25. Januar 2019, Nr. 03/2019

Die Humboldt-Stiftung trauert um Wolfgang Frühwald

Der ehemalige Präsident der Alexander von Humboldt-Stiftung Professor Dr. Wolfgang Frühwald ist am 18. Januar 2019 im Alter von 83 Jahren verstorben. Der international renommierte Germanist war von 1999 bis 2007 Präsident der Humboldt-Stiftung.
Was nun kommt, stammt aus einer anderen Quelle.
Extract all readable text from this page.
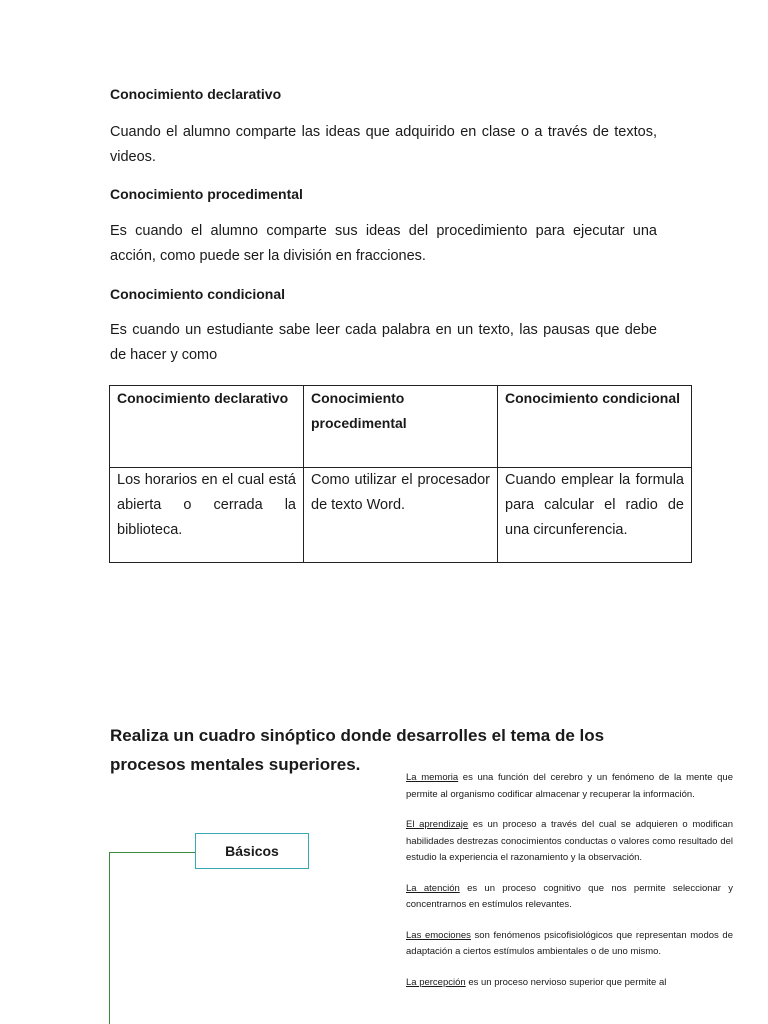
Conocimiento declarativo

Cuando el alumno comparte las ideas que adquirido en clase o a través de textos, videos.

Conocimiento procedimental

Es cuando el alumno comparte sus ideas del procedimiento para ejecutar una acción, como puede ser la división en fracciones.

Conocimiento condicional

Es cuando un estudiante sabe leer cada palabra en un texto, las pausas que debe de hacer y como

Conocimiento declarativo	Conocimiento procedimental	Conocimiento condicional
Los horarios en el cual está abierta o cerrada la biblioteca.	Como utilizar el procesador de texto Word.	Cuando emplear la formula para calcular el radio de una circunferencia.

Realiza un cuadro sinóptico donde desarrolles el tema de los procesos mentales superiores.

Básicos

La memoria es una función del cerebro y un fenómeno de la mente que permite al organismo codificar almacenar y recuperar la información.

El aprendizaje es un proceso a través del cual se adquieren o modifican habilidades destrezas conocimientos conductas o valores como resultado del estudio la experiencia el razonamiento y la observación.

La atención es un proceso cognitivo que nos permite seleccionar y concentrarnos en estímulos relevantes.

Las emociones son fenómenos psicofisiológicos que representan modos de adaptación a ciertos estímulos ambientales o de uno mismo.

La percepción es un proceso nervioso superior que permite al
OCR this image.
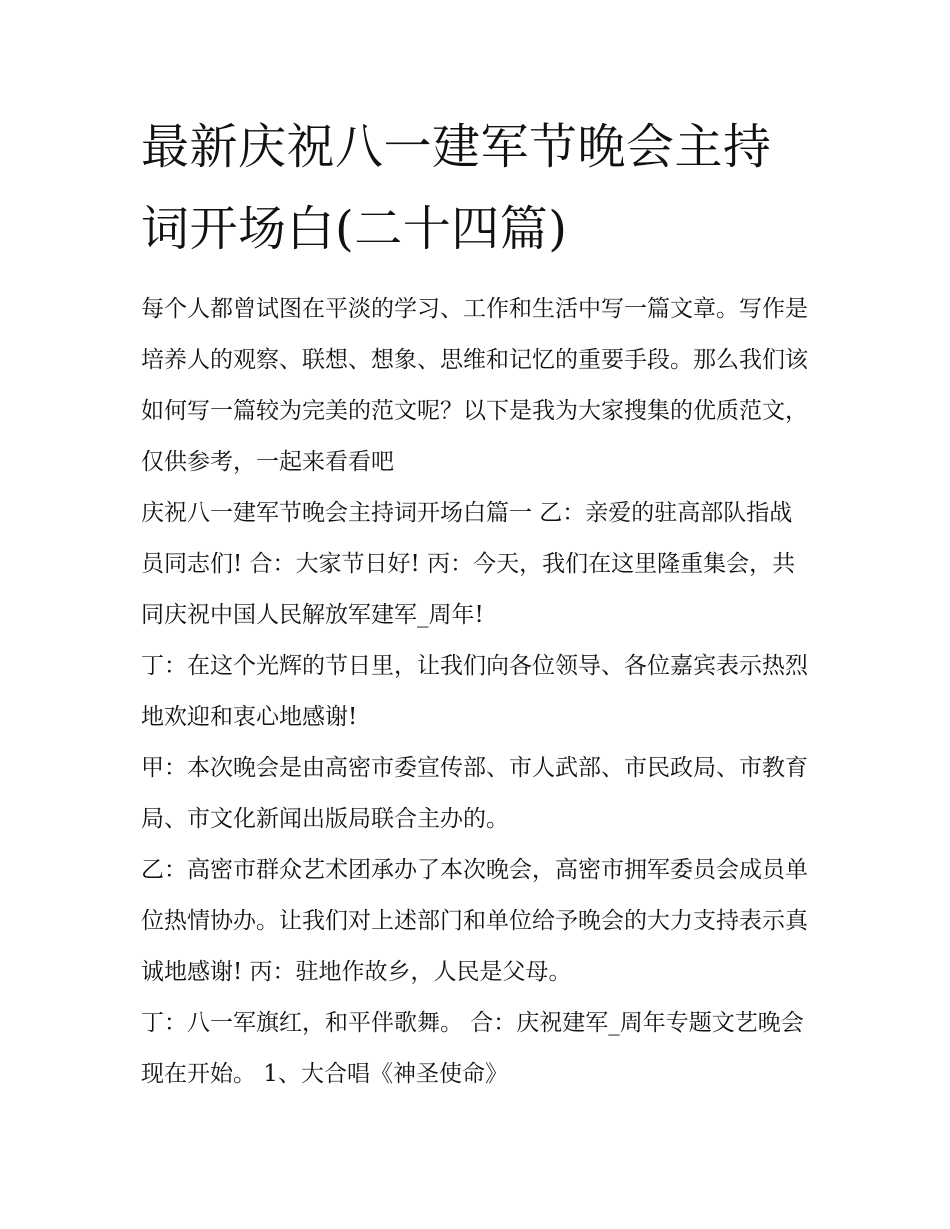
最新庆祝八一建军节晚会主持词开场白(二十四篇)

每个人都曾试图在平淡的学习、工作和生活中写一篇文章。写作是培养人的观察、联想、想象、思维和记忆的重要手段。那么我们该如何写一篇较为完美的范文呢？以下是我为大家搜集的优质范文，仅供参考，一起来看看吧

庆祝八一建军节晚会主持词开场白篇一 乙：亲爱的驻高部队指战员同志们! 合：大家节日好! 丙：今天，我们在这里隆重集会，共同庆祝中国人民解放军建军_周年!

丁：在这个光辉的节日里，让我们向各位领导、各位嘉宾表示热烈地欢迎和衷心地感谢!

甲：本次晚会是由高密市委宣传部、市人武部、市民政局、市教育局、市文化新闻出版局联合主办的。

乙：高密市群众艺术团承办了本次晚会，高密市拥军委员会成员单位热情协办。让我们对上述部门和单位给予晚会的大力支持表示真诚地感谢! 丙：驻地作故乡，人民是父母。

丁：八一军旗红，和平伴歌舞。 合：庆祝建军_周年专题文艺晚会现在开始。 1、大合唱《神圣使命》
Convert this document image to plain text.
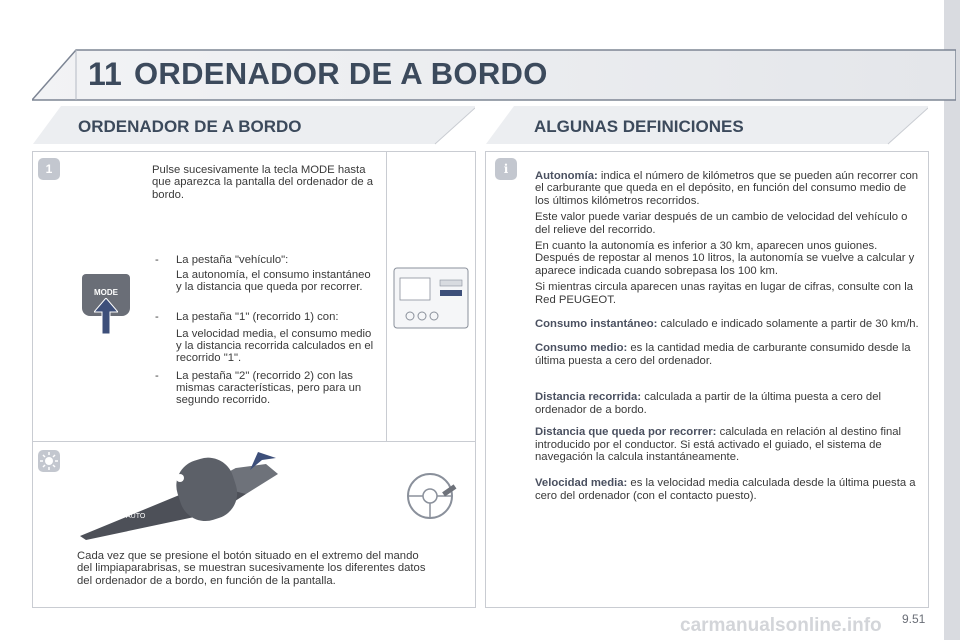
11 ORDENADOR DE A BORDO
ORDENADOR DE A BORDO	ALGUNAS DEFINICIONES
1	Pulse sucesivamente la tecla MODE hasta que aparezca la pantalla del ordenador de a bordo.
- La pestaña "vehículo":
La autonomía, el consumo instantáneo y la distancia que queda por recorrer.
- La pestaña "1" (recorrido 1) con:
La velocidad media, el consumo medio y la distancia recorrida calculados en el recorrido "1".
- La pestaña "2" (recorrido 2) con las mismas características, pero para un segundo recorrido.
MODE
AUTO
Cada vez que se presione el botón situado en el extremo del mando del limpiaparabrisas, se muestran sucesivamente los diferentes datos del ordenador de a bordo, en función de la pantalla.
i	Autonomía: indica el número de kilómetros que se pueden aún recorrer con el carburante que queda en el depósito, en función del consumo medio de los últimos kilómetros recorridos.

Este valor puede variar después de un cambio de velocidad del vehículo o del relieve del recorrido.

En cuanto la autonomía es inferior a 30 km, aparecen unos guiones. Después de repostar al menos 10 litros, la autonomía se vuelve a calcular y aparece indicada cuando sobrepasa los 100 km.

Si mientras circula aparecen unas rayitas en lugar de cifras, consulte con la Red PEUGEOT.

Consumo instantáneo: calculado e indicado solamente a partir de 30 km/h.

Consumo medio: es la cantidad media de carburante consumido desde la última puesta a cero del ordenador.

Distancia recorrida: calculada a partir de la última puesta a cero del ordenador de a bordo.

Distancia que queda por recorrer: calculada en relación al destino final introducido por el conductor. Si está activado el guiado, el sistema de navegación la calcula instantáneamente.

Velocidad media: es la velocidad media calculada desde la última puesta a cero del ordenador (con el contacto puesto).

carmanualsonline.info 9.51
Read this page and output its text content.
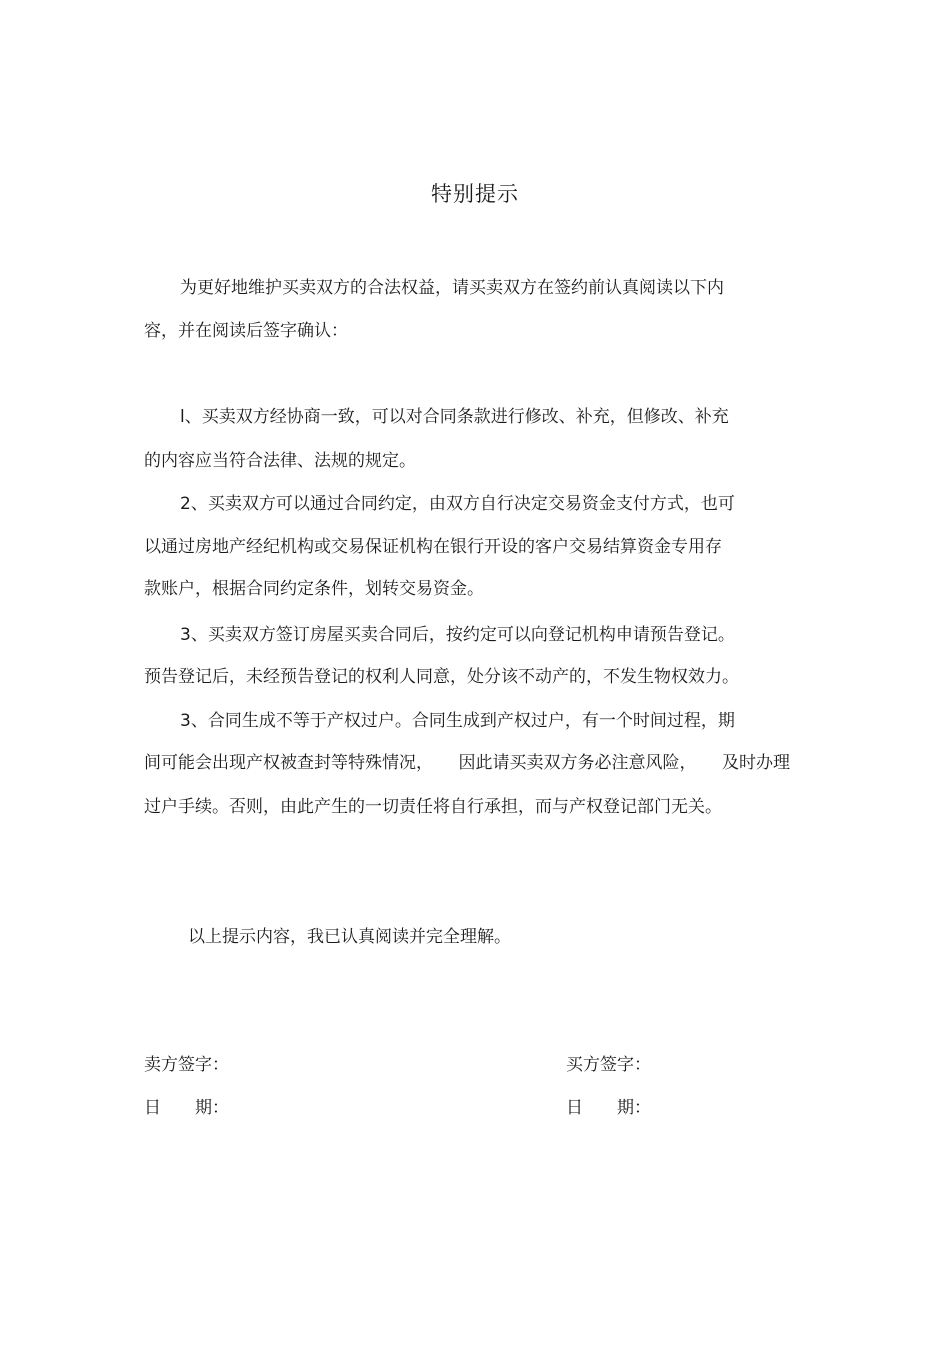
特别提示
为更好地维护买卖双方的合法权益，请买卖双方在签约前认真阅读以下内
容，并在阅读后签字确认：
l、买卖双方经协商一致，可以对合同条款进行修改、补充，但修改、补充
的内容应当符合法律、法规的规定。
2、买卖双方可以通过合同约定，由双方自行决定交易资金支付方式，也可
以通过房地产经纪机构或交易保证机构在银行开设的客户交易结算资金专用存
款账户，根据合同约定条件，划转交易资金。
3、买卖双方签订房屋买卖合同后，按约定可以向登记机构申请预告登记。
预告登记后，未经预告登记的权利人同意，处分该不动产的，不发生物权效力。
3、合同生成不等于产权过户。合同生成到产权过户，有一个时间过程，期
间可能会出现产权被查封等特殊情况，　　因此请买卖双方务必注意风险，　　及时办理
过户手续。否则，由此产生的一切责任将自行承担，而与产权登记部门无关。
以上提示内容，我已认真阅读并完全理解。
卖方签字：	买方签字：
日　　期：	日　　期：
Wolfgang Frühwald mit der Büste Alexander von Humboldts

Foto: Humboldt-Stiftung/Eric Lichtenscheidt

„Wolfgang Frühwald wird uns allen als weitsichtiger Vordenker und tatkräftiger Gestalter in Erinnerung bleiben. Er hat die Geschicke der Stiftung mit größtem persönlichen Engagement, intellektueller Scharfsichtigkeit und einem untrüglichen Gespür für wichtige Entwicklungen in der Wissenschaftslandschaft auch in schwierigen Zeiten gelenkt“, sagte Hans-Christian Pape, der seit 2018 Präsident der Humboldt-Stiftung ist.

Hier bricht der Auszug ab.